Genomic DNA was extracted from peripheral blood of the proband and the proband’s sister.

Whole-exome sequencing for the proband’s sister at the Hospital of the University of Pennsylvania, Philadephia, USA, in January 2020 revealed a novel heterozygous NM_001267550.1:c.95136T>G (p.Cys31712Trp) (or NP_001243779.1:p.Cys30071Trp) TTN variant. Through Sanger sequencing, we found the same heterozygous TTN variant in the proband (Fig. 2B). The p.Cys31712Trp variant was absent in large population databases, i.e., gnomAD (https://gnomad.broadinstitute.org/), the Korean Reference Genome Database (http://coda.nih.go.kr/coda/KRGDB/), ClinVar (https://www.ncbi.nlm.nih.gov/clinvar/), and the Human Gene Mutation Database Professional (version released in 2018; http://www.hgmd.org/), at the time of this study. The variant is located in the 119th fibronectin-3 domain (FN3 119) in the A-band region of TTN, where all HMERF-associated TTN pathogenic variants are located [3]. The p.Cys31712Trp variant is located at the same amino acid position as p.Cys31712Arg (or NP_001243779.1:p.Cys30071Arg), the most common variant in HMERF [4]. This variant was also predicted to be deleterious in in-silico analysis using SIFT (https://sift.bii.a-star.edu.sg/) and Polyphen-2 (http://genetics.bwh.harvard.edu/pph2/). Based on our results, the TTN p.Cys31712Trp variant was considered a “likely pathogenic” variant, according to the 2015 American College of Medical Genetics and Genomics and the Association for Molecular Pathology guidelines [5, 6].

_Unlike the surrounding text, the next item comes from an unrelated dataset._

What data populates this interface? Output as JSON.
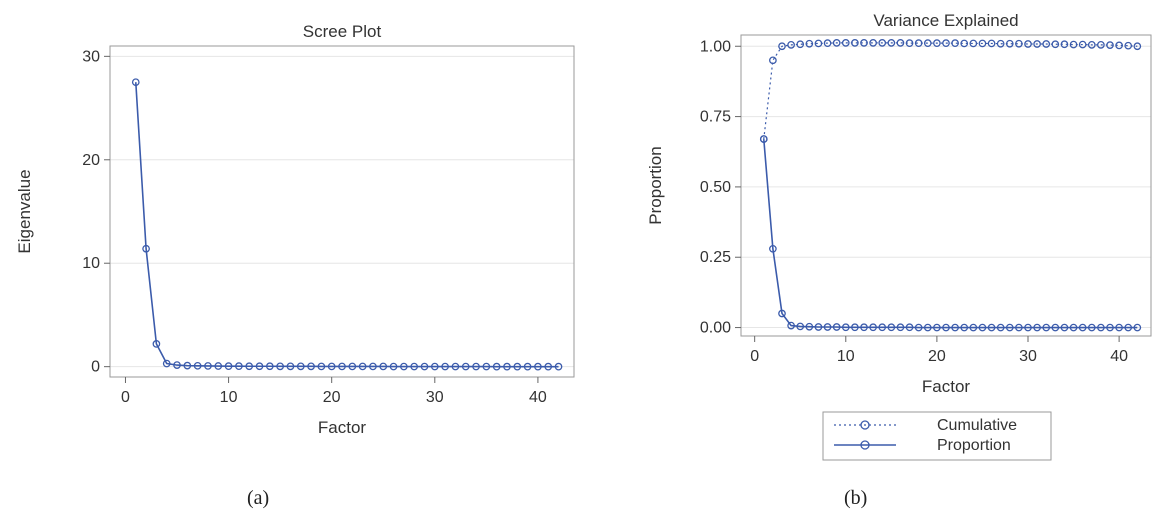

The relationships between individual pathogenic variants of TTN and different phenotypes have not been fully identified. Usually, disease onset due to pathogenic variants of TTN is from early to young adulthood and is characterized by respiratory failure or lower limb weakness [1, 7]. The clinical features of the patients in our study were compatible with HMERF [8]. The mean age of HMERF onset ranged from 16 to 53 years [7]. The degree and progression rate of muscle weakness are variable. However, to our knowledge, respiratory insufficiency at the age of 69 years without definite limb muscle atrophy or weakness has not been reported previously. Interestingly, the first symptom of HMERF in elderly patients may be respiratory failure caused by diaphragmatic paralysis.

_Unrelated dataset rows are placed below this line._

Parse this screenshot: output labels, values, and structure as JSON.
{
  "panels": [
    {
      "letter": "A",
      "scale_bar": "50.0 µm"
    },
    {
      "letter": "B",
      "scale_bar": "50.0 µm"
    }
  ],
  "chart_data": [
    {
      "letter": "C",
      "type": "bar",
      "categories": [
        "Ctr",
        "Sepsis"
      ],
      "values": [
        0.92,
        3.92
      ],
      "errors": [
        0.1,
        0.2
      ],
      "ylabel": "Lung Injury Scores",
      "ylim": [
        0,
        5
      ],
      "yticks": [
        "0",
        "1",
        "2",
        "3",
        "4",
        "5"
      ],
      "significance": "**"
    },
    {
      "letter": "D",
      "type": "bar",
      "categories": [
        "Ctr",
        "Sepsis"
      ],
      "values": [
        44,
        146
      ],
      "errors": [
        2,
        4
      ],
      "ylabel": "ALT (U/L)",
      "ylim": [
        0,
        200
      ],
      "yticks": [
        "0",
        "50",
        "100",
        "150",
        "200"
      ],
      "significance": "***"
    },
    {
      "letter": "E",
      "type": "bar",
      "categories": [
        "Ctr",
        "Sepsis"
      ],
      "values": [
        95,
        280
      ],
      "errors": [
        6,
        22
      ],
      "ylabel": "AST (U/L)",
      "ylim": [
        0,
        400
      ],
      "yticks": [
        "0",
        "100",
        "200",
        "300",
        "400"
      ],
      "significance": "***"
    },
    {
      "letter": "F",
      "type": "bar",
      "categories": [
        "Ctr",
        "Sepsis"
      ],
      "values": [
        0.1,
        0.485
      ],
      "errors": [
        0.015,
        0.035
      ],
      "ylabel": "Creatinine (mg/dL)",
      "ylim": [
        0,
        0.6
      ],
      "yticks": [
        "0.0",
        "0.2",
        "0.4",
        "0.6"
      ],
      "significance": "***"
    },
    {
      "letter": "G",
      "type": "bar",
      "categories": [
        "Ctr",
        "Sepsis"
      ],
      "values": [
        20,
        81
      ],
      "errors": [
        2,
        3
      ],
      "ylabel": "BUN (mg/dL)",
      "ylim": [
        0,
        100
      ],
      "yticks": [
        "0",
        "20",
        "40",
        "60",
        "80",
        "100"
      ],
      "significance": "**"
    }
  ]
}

The p.Cys31712Arg variant is the most common variant in HMERF and impairs proper folding of the FN3 119 domain [9]. The p.Cys31712Trp variant found in the current study may affect protein function and be related to a different phenotype. Titin is a giant structural muscle protein encoded by TTN [1, 8]. It comprises four structurally and functionally distinct regions that interact with numerous protein partners [10]. This implies that different pathogenic variants can have diverse biological effects, which may cause various phenotypes, including those seen in heterogeneous muscular disorders.

We reported patients with a mild form of HMERF that may be associated with a novel, heterozygous, likely pathogenic variant of TTN. Evaluation of TTN may be helpful in patients with suspected hereditary muscular disorder-related respiratory failure. Further studies are needed to confirm whether this variant is pathognomonic and to reveal relationships between clinical manifestations and this TTN variant.